The Problem (Q-score 34, ranked #10th of 303 in the Excel VBA archive)
The scenario as originally posted in 2014
This bothers me for my whole IT life – I worked with 7 different versions of Excel over 20 years now, with big changes in each version, forcing me to search where the old features are hidden in the new version – but one single thing stays solid as a rock: the disability to open two files with the same name.
Sorry, Excel can’t open two workbooks with the same name at the same time.
So I’m really longing for an insight here, why this is still the case in Excel 2013, which was not even necessary to implement in Excel 95? Is there any technical or design reason within the Excel data structures or internal processings that it can’t handle two File objects with diffenrent paths but the same file name? I don’t want no Microsoft bashing here, I just want to understand the reason behind it.
Why this Range / Worksheet targeting trips people up
The question centers on reaching a specific cell, range, or workbook object. In Excel VBA, this is the #1 source of failures after activation events: every property (.Value, .Formula, .Address) behaves differently depending on whether the parent Workbook is explicit or implicit.
The Verified Solution — elite answer (top 10 %%) (+35)
Advisory answer — community consensus with reference links
Note: the verified answer below is a reference / advisory response rather than a copy-ready snippet.
Microsoft say here it’s due to calculation ambiguity with linked cells.
If you had a cell ='[Book1.xlsx]Sheet1′!$G$33 and you had two books
named ‘Book1’ open, there’s no way to tell which one you mean.
This way of referring to linked workbooks by name in cells persists through all versions, and I doubt very much it will change.
When to Use It — classic (2013–2016)
A top-10 Excel VBA pattern — why it still holds up
Ranks #10th of 303 in the Excel VBA archive. The only pattern ranked immediately above it is “T-SQL: Export to new Excel file” — compare both if you’re choosing between approaches.

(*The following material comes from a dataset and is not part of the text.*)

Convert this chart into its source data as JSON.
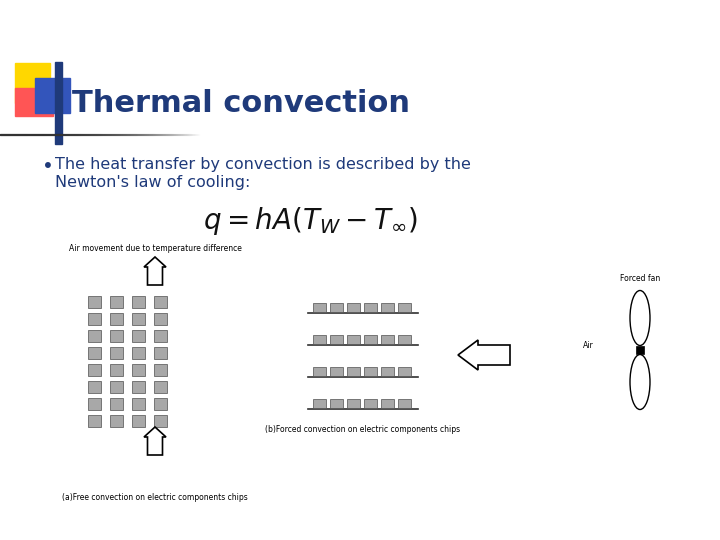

What changed between 2014 and 2026
The answer is 12 years old. The Excel VBA object model has been stable across Office 2013, 2016, 2019, 2021, 365, and 2024/2026 LTSC, so the pattern still compiles. Changes that might affect you: 64-bit API declarations (use PtrSafe), blocked macros in downloaded files (Mark-of-the-Web), and the shift toward Office Scripts for web-first workflows.